В армии он не высовывался ни с какого краю. Бежал в середине, полз в середине и целился так, чтобы только не злить командиров. И не был таким удальцом, чтобы его в числе первых послали на меня в атаку.
* * * МАЛЕНЬКОЕ, НО ПРИМЕЧАТЕЛЬНОЕ ЗАМЕЧАНИЕ * * * За свои годы я перевидал великое множество молодых мужчин, которые думают, что идут в атаку на других таких же. Но нет. Они идут в атаку на меня.Ганс оказался во Франции, провоевав почти полгода, и там ему спасло жизнь странное на первый взгляд событие. Но другой ракурс показал бы, что в бессмыслице войны событие это было как нельзя более осмысленным.

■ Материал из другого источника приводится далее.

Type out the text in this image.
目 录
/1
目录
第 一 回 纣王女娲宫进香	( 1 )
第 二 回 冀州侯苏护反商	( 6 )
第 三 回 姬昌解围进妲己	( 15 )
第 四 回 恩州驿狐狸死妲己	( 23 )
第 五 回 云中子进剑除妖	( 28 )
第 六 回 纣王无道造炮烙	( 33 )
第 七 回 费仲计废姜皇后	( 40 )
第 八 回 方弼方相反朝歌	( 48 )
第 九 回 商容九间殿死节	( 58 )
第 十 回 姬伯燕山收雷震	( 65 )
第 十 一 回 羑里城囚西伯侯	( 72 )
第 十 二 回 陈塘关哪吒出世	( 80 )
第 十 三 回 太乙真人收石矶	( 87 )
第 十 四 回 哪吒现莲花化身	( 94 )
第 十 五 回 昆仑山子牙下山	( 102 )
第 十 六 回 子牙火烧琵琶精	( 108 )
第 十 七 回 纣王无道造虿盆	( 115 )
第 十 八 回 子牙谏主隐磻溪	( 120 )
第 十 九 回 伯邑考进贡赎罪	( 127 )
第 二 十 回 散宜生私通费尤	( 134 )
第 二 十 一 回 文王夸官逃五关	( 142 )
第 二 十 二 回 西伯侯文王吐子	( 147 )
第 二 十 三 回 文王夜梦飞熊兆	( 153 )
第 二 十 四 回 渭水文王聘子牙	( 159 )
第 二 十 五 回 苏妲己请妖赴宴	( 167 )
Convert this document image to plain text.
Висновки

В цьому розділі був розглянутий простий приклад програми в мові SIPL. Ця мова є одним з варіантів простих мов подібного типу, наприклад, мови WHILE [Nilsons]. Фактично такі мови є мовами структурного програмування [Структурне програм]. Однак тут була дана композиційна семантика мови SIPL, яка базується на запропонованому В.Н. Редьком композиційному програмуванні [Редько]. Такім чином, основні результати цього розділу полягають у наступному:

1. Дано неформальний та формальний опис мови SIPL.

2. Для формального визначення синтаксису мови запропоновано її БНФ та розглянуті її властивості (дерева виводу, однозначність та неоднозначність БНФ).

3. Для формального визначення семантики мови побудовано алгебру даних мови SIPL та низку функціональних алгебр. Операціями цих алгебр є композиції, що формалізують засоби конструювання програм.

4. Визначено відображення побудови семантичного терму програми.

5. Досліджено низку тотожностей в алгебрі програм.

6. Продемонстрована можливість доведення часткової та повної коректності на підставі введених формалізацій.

Вообще, с первого дня в армии Ганс не переставал удивляться тому, что видел на Великой войне. Это было похоже на роман с продолжением. День за днем, день за днем. За днем:
Разговор пуль.
Слегшие солдаты.
Лучшие в мире сальные анекдоты.
Застывший пот — маленький зловредный приятель, — чересчур загостившийся в подмышках и на штанах.
Больше всего ему нравилось играть в карты, потом — редкие партии в шахматы, хотя и в том и в другом Ганс был совершенно жалок. Ну и музыка. Обязательно музыка.
В части был парень на год старше Ганса — немецкий еврей по имени Эрик Ванденбург, — который научил его играть на аккордеоне. Ганс и Эрик постепенно сдружились на почве того, что обоим было не страсть как интересно воевать. Сворачивать самокрутки им нравилось больше, чем ворочаться в снегу и грязи. Раскидывать карты нравилось больше, чем раскидывать пули. Крепкая дружба была замешана на игре, табаке и музыке, не говоря уже об одном на двоих стремлении уцелеть. Одна беда — позже Эрика Ванденбурга нашли на поросшем травою холме разорванным в куски. Он лежал с открытыми глазами, обручальное кольцо украли. Я загреб его душу вместе с остальными, и мы тронулись прочь. Горизонт был цвета молока. Холодного и свежего. Пролитого между тел.
Все, что на самом деле осталось от Эрика Ванденбурга, — несколько личных вещей и захватанный пальцами аккордеон. Все, кроме аккордеона, отправили родным. Инструмент оказался слишком громоздким. Он лежал, словно бы терзаясь совестью, на походной кровати Эрика в расположении части, и его отдали Гансу Хуберману, который оказался единственным, кто выжил.